CAS laboratories achieve “First Light”

May 12, 2016
Two laboratory experiments built in the CAS group at MPE have now achieved “first light”. Both experiments are designed to support astronomical observations and astrochemical modeling of molecules by probing their rotational transitions in the laboratory. These laboratory studies enable the scientists to measure transition frequencies with high precision in the frequency range available at major long-wavelength telescopes such as IRAM NOEMA and ALMA. The new molecular studies in the CAS laboratories will be used as powerful new tools to understand the physical and chemical properties of interstellar clouds, where stars and planets form.

During the early stages of star formation, most of the chemical processes that occur in the gas phase involve small molecules containing relatively light elements (first and second row in the periodic table). The rotational spectra of these molecules can be observed with millimeter/submillimeter telescopes, and provide a useful means to probe the physical conditions and evolution interstellar gas. Because of the large diversity of interstellar conditions, it remains a challenge to prepare and study all the possible molecules and their configurations, both experimentally and observationally.

Two spectrometers being developed by the Center for Astrochemical Studies (CAS) have recently achieved “first light” (the first acquisition of a molecular spectrum): the CASAC (CAS Absorption Cell) spectrometer, and a Chirped-Pulse Fourier Transform Spectrometer (CP-FTS). This marks a new phase of activity since the group's establishment at MPE in 2014. The priorities of the laboratories is the precise determination of spectroscopic properties of astrochmically-related molecules in order to couple this new data with astronomical observations and astrochemical modeling, to enhance the understanding of the processes in which these molecules participate. A cryogenic apparatus for ice studies and an apparatus containing a free-jet supersonic expansion are also under active development.

The CASAC experiment achieved “first light” in February. The experimental setup has since undergone a number of finishing touches, with the final equipment being installed in April. Its primary function is the investigation of light, highly-reactive molecules such as ions and radicals, in a low-pressure, cooled plasma. The instrument operates in the spectral range of 80–1100 GHz (4 mm to 250 μm) using a modular set of Shottky diodes, and thus covers all frequency bands accessed by the world's current state-of-the-art millimeter/submillimeter observing facilities.

A molecular plasma is generated within a 2m-long, 5cm-diameter borosilicate glass tube. The cell is cooled by circulating liquid nitrogen, and is placed within a solenoid magnet. This gives the experimenters the option to confine the plasma to the center of the tube in an axially-aligned magnetic field.
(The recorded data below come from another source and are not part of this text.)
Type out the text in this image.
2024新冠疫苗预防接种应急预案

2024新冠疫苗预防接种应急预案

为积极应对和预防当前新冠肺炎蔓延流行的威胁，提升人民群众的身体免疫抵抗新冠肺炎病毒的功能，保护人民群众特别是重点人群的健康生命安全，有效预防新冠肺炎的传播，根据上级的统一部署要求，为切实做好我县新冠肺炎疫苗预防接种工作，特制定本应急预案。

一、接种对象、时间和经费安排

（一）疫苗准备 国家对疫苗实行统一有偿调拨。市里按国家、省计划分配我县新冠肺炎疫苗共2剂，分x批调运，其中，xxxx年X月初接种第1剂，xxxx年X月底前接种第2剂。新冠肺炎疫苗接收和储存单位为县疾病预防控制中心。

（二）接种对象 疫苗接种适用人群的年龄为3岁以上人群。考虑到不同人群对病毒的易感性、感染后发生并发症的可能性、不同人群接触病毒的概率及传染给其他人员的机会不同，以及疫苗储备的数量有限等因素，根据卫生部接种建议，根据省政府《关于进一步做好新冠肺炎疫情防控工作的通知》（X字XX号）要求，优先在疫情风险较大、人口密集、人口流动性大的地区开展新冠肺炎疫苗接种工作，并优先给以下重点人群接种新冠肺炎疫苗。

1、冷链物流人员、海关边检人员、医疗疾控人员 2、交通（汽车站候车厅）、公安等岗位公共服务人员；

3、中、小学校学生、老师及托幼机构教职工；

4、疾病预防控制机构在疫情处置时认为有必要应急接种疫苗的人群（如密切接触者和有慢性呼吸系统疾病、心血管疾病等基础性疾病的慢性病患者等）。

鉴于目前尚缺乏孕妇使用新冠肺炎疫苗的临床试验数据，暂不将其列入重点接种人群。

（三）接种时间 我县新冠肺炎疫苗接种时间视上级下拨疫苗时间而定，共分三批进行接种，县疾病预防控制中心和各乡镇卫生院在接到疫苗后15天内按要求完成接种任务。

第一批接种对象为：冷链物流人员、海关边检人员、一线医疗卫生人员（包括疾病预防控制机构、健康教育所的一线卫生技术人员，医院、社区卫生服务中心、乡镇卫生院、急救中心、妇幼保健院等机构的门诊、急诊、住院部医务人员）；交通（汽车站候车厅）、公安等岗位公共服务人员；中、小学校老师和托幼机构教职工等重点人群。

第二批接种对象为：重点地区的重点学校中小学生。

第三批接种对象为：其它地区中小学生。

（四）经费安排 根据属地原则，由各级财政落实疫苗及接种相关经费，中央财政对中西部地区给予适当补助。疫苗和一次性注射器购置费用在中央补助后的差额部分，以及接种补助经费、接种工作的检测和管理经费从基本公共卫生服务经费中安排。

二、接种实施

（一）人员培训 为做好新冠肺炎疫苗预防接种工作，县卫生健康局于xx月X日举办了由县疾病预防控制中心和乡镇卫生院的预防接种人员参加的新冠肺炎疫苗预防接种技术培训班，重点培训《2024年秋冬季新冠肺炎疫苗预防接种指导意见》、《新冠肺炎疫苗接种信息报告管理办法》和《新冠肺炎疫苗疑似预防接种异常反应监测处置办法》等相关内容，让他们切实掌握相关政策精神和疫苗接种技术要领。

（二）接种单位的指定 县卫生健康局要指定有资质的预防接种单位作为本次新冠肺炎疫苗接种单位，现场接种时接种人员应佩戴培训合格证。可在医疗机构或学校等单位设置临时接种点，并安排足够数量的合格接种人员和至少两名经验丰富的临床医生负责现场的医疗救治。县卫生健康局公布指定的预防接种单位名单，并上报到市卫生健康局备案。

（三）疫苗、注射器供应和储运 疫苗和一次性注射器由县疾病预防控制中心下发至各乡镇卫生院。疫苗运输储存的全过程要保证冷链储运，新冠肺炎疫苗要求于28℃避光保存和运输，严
Two vacuum pumps provide a high-throughput pumping system, allowing one to maintain a high flow-rate at the pressures needed to generate unstable molecules.

A broadband CP-FTS spectrometer has also been developed that initially covers the frequency band from 6 to 26 GHz. At these frequencies, the rotational spectrum of heavier organic species (in particular, prebiotic molecules and their building blocks, containing carbon, nitrogen, and oxygen) can be found. This class of molecules often exhibits complex spectrum with many individual lines due to large-amplitude internal motions. The broad instantaneous spectral bandwidth of the instrument is ideal for simultaneously measuring such a large number of linesand simplifying the line assignment by applying appropriate pulse sequences.

A vacuum-rated, long-pathlength (1.5 m) waveguide has been recently used to record the spectrum of ammonia. The “first light”, its inversion spectrum near 24 GHz, has been obtained early-May. A frequency extension of the instrument is also in progress, to provide access to frequencies in the range of 80–110 GHz. All electronics hardware of the instrument is housed on a mobile rack, so that it may be coupled to various sample chambers that are currently under development.